Tasavvufun ilk yüzyıllarında sûfî tarîkatleri her-hangibir formel teşkilât yapısı kazanmış değillerdi; tıpkı bir insanın herhangi bir filozofun doktrinini benimseyip onu takip etmesi gibi, tasavvuf yolunu tutanlar da beğendikleri bir zâtı kendilerine şeyh ediniyorlar, onun yanında ve hizmetinde bulunarak kendisinden birşeyler öğrenmeye çalışıyorlardı. Şeyhlik bir insana tâyinle verilen bir mevki değildi, itibar ve liyâkatle kazanılıyordu. Onikinci yüzyıldan itibaren müridlerle şeyhler arasındaki münâsebet şekli kaidelere bağlanmaya başladı ve tarîkatler birer müessese hüviyeti kazandı. Bu tarihten sonra tarikat denince bugünün kulüplerine benzer teşkilâtlar anlaşılmaktadır. Bunların herbiri safî büyüklerinden birinin adını taşır ve ondan itibaren kesiksiz devam eden bir geleneği temsil eder. Bu geleneğin kesiksiz devamlılığı son derece önemlidir.

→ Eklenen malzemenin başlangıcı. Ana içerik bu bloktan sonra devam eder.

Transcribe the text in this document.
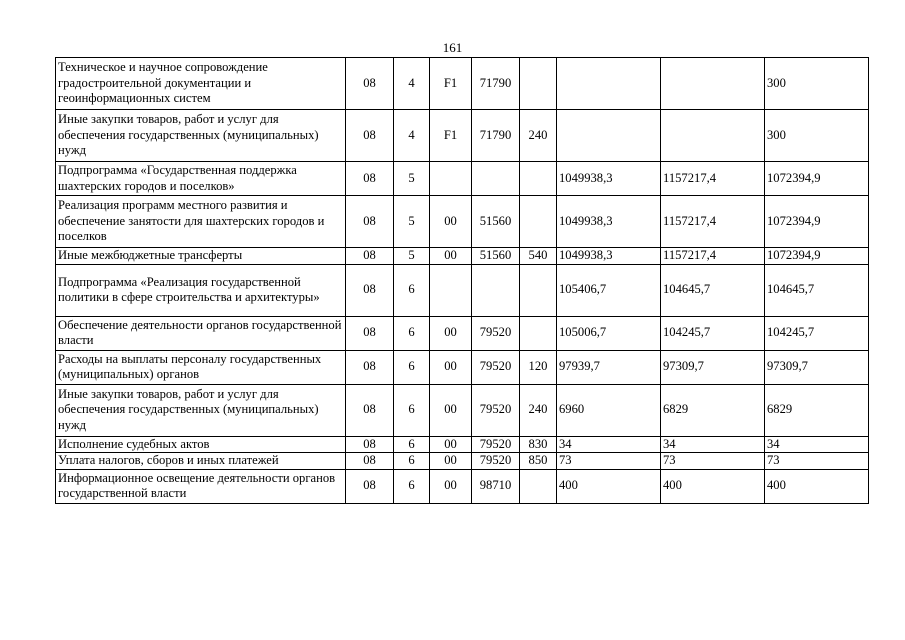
161
Техническое и научное сопровождение градостроительной документации и геоинформационных систем	08	4	F1	71790				300
Иные закупки товаров, работ и услуг для обеспечения государственных (муниципальных) нужд	08	4	F1	71790	240			300
Подпрограмма «Государственная поддержка шахтерских городов и поселков»	08	5				1049938,3	1157217,4	1072394,9
Реализация программ местного развития и обеспечение занятости для шахтерских городов и поселков	08	5	00	51560		1049938,3	1157217,4	1072394,9
Иные межбюджетные трансферты	08	5	00	51560	540	1049938,3	1157217,4	1072394,9
Подпрограмма «Реализация государственной политики в сфере строительства и архитектуры»	08	6				105406,7	104645,7	104645,7
Обеспечение деятельности органов государственной власти	08	6	00	79520		105006,7	104245,7	104245,7
Расходы на выплаты персоналу государственных (муниципальных) органов	08	6	00	79520	120	97939,7	97309,7	97309,7
Иные закупки товаров, работ и услуг для обеспечения государственных (муниципальных) нужд	08	6	00	79520	240	6960	6829	6829
Исполнение судебных актов	08	6	00	79520	830	34	34	34
Уплата налогов, сборов и иных платежей	08	6	00	79520	850	73	73	73
Информационное освещение деятельности органов государственной власти	08	6	00	98710		400	400	400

Tarîkatler niçin vardır ve tarîkate giren müslümanla tarikat dışındaki müslüman arasında ne fark bulunmaktadır?
Onbirinci yüzyılda sûfî literatürünün en önemli eserlerinden birini yazmış olan Hucvîrî kendi zamanındaki başlıca sûfî ekollerinden bahsediyor. O tarihte büyük sûfî şeyhlerinin etrafında birer müridler halkasının teşekkül ettiği ve bunların üstadlarından aldıkları eğitimi devam ettirdikleri anlaşılmakla birlikte, henüz bir teşkilâtlanmanın sözkonusu olmadığı bellidir. Şimdi biz tarikat teşkilâtlarının sosyolojik tahliline geçmeden önce, tarîkatin teorik temelini görmeye çalışalım.
Tarîkatler birer sûfî teşkilâtı olarak onların doktrinlerine göre meydana gelmiştir; bunların teşekkülündeki haricî faktörler ne olursa olsun, sûfîler kendi tarîkatlerine teorik bir yapı kazandırmışlardır. Buna göre tarîkatin gayesi sûfînin gayesini gerçekleştirmektir.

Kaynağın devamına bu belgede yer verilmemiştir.